Putting the Patient First—Shared Decision Making at Kaiser Permanente

Abstracts from the Kaiser Permanente2018 National Quality Conference


Andrew Felcher, MD; Matt Handley, MD


From Colorado, Georgia, Hawaii, Northern California, Northwest, Southern California, Washington, Program Offices

Background: Shared decision making (SDM) promotes personalized care that supports patients’ values. Successful implementation of SDM furthers the Quadruple Aim, augments care delivery, and accelerates implementation of evidence-based practices. Good SDM programs use high-quality decision aids and point-of-care conversation aids, train physicians in SDM conversations, and measure effects on both patient and clinician satisfaction, resource use, and clinical outcomes. Current adoption of SDM varies by Kaiser Permanente (KP) Region and topic.
Methods: We present a few key studies of SDM programs that assess SDM aid use, including patient and provider satisfaction, referral counts, and provider time spent, and compare them with usual care, such as patient education booklets, in common preference-sensitive conditions such as back surgery. The programs include both patient decision aids and point-of-care conversation aids.
Results: SDM has been demonstrated to improve patient choices, provide a positive effective on patient-provider communication, and improve knowledge of and perception of outcomes with no adverse effect on health outcomes. SDM has received increasing attention from legislators and policy makers. In Regions where SDM aids and clinician training were readily available, use of the aids increased over time, and they have been favorably received with provider and patient satisfaction > 70%. However, KP still uses a variety of vendors and tools, and frontline providers may not understand SDM—many believe they are already engaging in SDM conversations.
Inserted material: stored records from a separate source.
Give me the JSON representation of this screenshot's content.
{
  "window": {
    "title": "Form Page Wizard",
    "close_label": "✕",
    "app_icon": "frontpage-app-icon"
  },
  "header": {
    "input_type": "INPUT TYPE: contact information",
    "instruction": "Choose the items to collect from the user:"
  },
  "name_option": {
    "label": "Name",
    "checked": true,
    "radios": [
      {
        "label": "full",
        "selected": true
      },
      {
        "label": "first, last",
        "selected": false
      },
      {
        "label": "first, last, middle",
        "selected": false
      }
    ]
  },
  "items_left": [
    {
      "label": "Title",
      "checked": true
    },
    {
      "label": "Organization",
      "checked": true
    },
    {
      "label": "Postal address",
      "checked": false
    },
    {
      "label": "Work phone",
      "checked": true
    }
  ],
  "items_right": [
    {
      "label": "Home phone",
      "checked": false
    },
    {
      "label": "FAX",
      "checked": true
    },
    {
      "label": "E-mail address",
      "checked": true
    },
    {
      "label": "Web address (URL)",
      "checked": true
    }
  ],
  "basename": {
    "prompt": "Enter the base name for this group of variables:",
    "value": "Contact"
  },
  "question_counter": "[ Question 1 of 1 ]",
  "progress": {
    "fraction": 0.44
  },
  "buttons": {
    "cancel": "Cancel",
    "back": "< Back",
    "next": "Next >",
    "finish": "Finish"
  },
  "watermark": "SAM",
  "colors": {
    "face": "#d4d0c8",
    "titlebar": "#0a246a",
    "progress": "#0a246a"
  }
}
KP has not historically used a standard framework to evaluate SDM programs and aids. KP is actively developing new SDM topics and converging on high-quality aids, tools, and training.
Discussion: In this session, participants will learn how SDM is personalizing care delivery to help make informed decisions; how we are incorporating evidence-based clinical information and making it accurate and readily available to clinicians and patients at point of care; and how SDM benefits our patients, is doable at the point of care, saves time, and leads to better outcomes. For patients, previsit decision aids provide valuable information to patients and improve SDM. For providers and patients, we hypothesize that the most valuable SDM tools are embedded in the electronic medical record, are easily accessible, show clear risks and benefits, and are displayed in a patient-friendly format. We will be seeking audience input into the design of KP’s programwide SDM efforts as well as helping the audience learn about SDM in their Regions and practices. Our hope is that participants will adopt and reliably use the aids and SDM methods showcased.